Ingrid puso cara de perplejidad.
—No me veo en absoluto como una hermanita de la caridad.
—¿Y a mí? ¿Me ves de ese modo?
—¡Ni por asomo!
—Y sin embargo es así. Nos damos consuelo mutuo.
—Pero ¿de qué?
—De la soledad, Ingrid.
Y, de pronto, ella se echó a llorar desesperadamente. Entonces fue Montalbano quien la abrazó, la estrechó fuerte contra sí. Al cabo de cinco minutos, sin embargo, el acceso de melancolía se le pasó. Ella era como los gorriones bajo la lluvia: se sacuden un poco y ya están secos.

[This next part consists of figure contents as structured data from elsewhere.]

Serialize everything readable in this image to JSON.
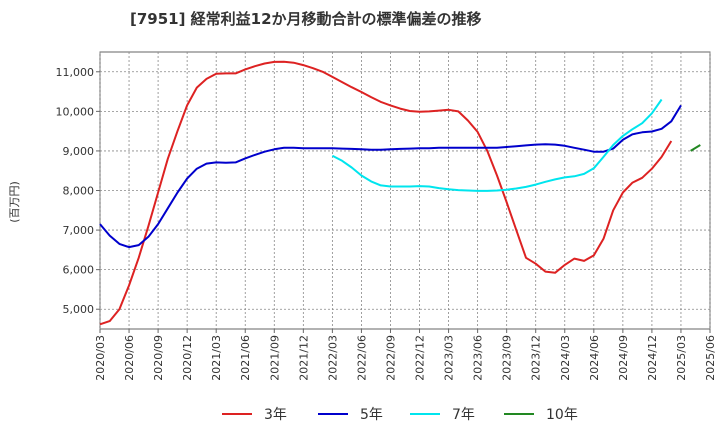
{
  "chart_data": {
    "type": "line",
    "title": "[7951]  経常利益12か月移動合計の標準偏差の推移",
    "ylabel": "(百万円)",
    "xlabel": "",
    "ylim": [
      4500,
      11500
    ],
    "yticks": [
      5000,
      6000,
      7000,
      8000,
      9000,
      10000,
      11000
    ],
    "ytick_labels": [
      "5,000",
      "6,000",
      "7,000",
      "8,000",
      "9,000",
      "10,000",
      "11,000"
    ],
    "xlim": [
      0,
      63
    ],
    "xtick_labels": [
      "2020/03",
      "2020/06",
      "2020/09",
      "2020/12",
      "2021/03",
      "2021/06",
      "2021/09",
      "2021/12",
      "2022/03",
      "2022/06",
      "2022/09",
      "2022/12",
      "2023/03",
      "2023/06",
      "2023/09",
      "2023/12",
      "2024/03",
      "2024/06",
      "2024/09",
      "2024/12",
      "2025/03",
      "2025/06"
    ],
    "grid": true,
    "legend_position": "bottom",
    "series": [
      {
        "name": "3年",
        "color": "#dd2222",
        "start": 0,
        "values": [
          4620,
          4700,
          5000,
          5600,
          6300,
          7100,
          7950,
          8800,
          9500,
          10150,
          10600,
          10820,
          10950,
          10960,
          10960,
          11060,
          11140,
          11210,
          11250,
          11255,
          11230,
          11170,
          11090,
          11000,
          10870,
          10740,
          10610,
          10490,
          10360,
          10240,
          10150,
          10070,
          10010,
          9990,
          10000,
          10020,
          10040,
          10000,
          9770,
          9480,
          9000,
          8380,
          7700,
          7000,
          6300,
          6150,
          5950,
          5920,
          6120,
          6280,
          6220,
          6360,
          6780,
          7500,
          7950,
          8200,
          8320,
          8550,
          8850,
          9250
        ]
      },
      {
        "name": "5年",
        "color": "#0000cc",
        "start": 0,
        "values": [
          7150,
          6860,
          6650,
          6570,
          6620,
          6830,
          7150,
          7550,
          7950,
          8300,
          8550,
          8680,
          8710,
          8700,
          8710,
          8810,
          8900,
          8980,
          9040,
          9080,
          9080,
          9070,
          9070,
          9070,
          9070,
          9060,
          9050,
          9040,
          9030,
          9030,
          9040,
          9050,
          9060,
          9070,
          9070,
          9080,
          9080,
          9080,
          9080,
          9080,
          9080,
          9080,
          9100,
          9120,
          9140,
          9160,
          9170,
          9160,
          9130,
          9080,
          9030,
          8980,
          8980,
          9060,
          9280,
          9420,
          9470,
          9490,
          9560,
          9750,
          10150
        ]
      },
      {
        "name": "7年",
        "color": "#00e5ee",
        "start": 24,
        "values": [
          8880,
          8750,
          8580,
          8380,
          8230,
          8130,
          8100,
          8100,
          8100,
          8110,
          8100,
          8060,
          8030,
          8010,
          8000,
          7990,
          7990,
          8000,
          8020,
          8050,
          8090,
          8150,
          8220,
          8280,
          8330,
          8360,
          8420,
          8560,
          8850,
          9150,
          9380,
          9550,
          9700,
          9950,
          10300
        ]
      },
      {
        "name": "10年",
        "color": "#228822",
        "start": 61,
        "values": [
          9000,
          9150
        ]
      }
    ]
  }
}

—¿Te he contado alguna vez la historia de aquel honorable diputado que me propuso acostarme con él?
—No me parece una propuesta tan rara.
—Ya, pero quería que antes nos vistiéramos él de cura y yo de monja.

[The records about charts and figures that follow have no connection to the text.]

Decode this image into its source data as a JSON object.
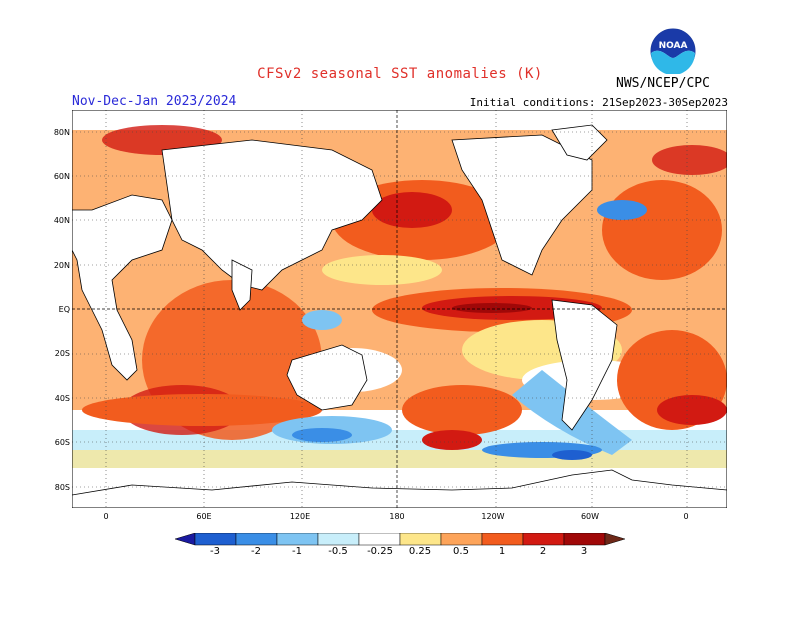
{
  "header": {
    "title": "CFSv2 seasonal SST anomalies (K)",
    "season": "Nov-Dec-Jan 2023/2024",
    "initial_conditions": "Initial conditions: 21Sep2023-30Sep2023",
    "agency": "NWS/NCEP/CPC",
    "logo_text": "NOAA"
  },
  "axes": {
    "lat_labels": [
      "80N",
      "60N",
      "40N",
      "20N",
      "EQ",
      "20S",
      "40S",
      "60S",
      "80S"
    ],
    "lon_labels": [
      "0",
      "60E",
      "120E",
      "180",
      "120W",
      "60W",
      "0"
    ]
  },
  "legend": {
    "labels": [
      "-3",
      "-2",
      "-1",
      "-0.5",
      "-0.25",
      "0.25",
      "0.5",
      "1",
      "2",
      "3"
    ],
    "colors": [
      "#1a1aa0",
      "#1e5fd0",
      "#3a8ee6",
      "#7ec4f2",
      "#c8eefa",
      "#ffffff",
      "#fde68a",
      "#fda45a",
      "#f25c1e",
      "#d21a12",
      "#a00808",
      "#6e2818"
    ]
  }
}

Se bebieron tres cuartos de la segunda botella, y cuando se levantaron porque eran las dos pasadas, Ingrid no se tenía en pie. Tampoco Montalbano se sentía en condiciones de acompañarla a Montelusa; seguro que acabaría estrellándose contra un árbol o chocando con otro coche. La conclusión fue que Ingrid se acostó en su cama y se durmió en menos que canta un gallo. El comisario pasó una hora infernal al lado de aquella mujer que despedía un olor a albaricoque cada vez más intenso. Logró conciliar el sueño alejándose de ella lo máximo posible, con medio cuerpo fuera de la cama, con el riesgo continuo de caer. Pero se despertaba cada cuarto de hora, así que al final se levantó y fue a acostarse al sofá del salón. Al cabo de un rato, como estaba demasiado incómodo, volvió al dormitorio a tumbarse sobre la parrilla. San Salvo mártir, quemado vivo por el fuego de la tentación.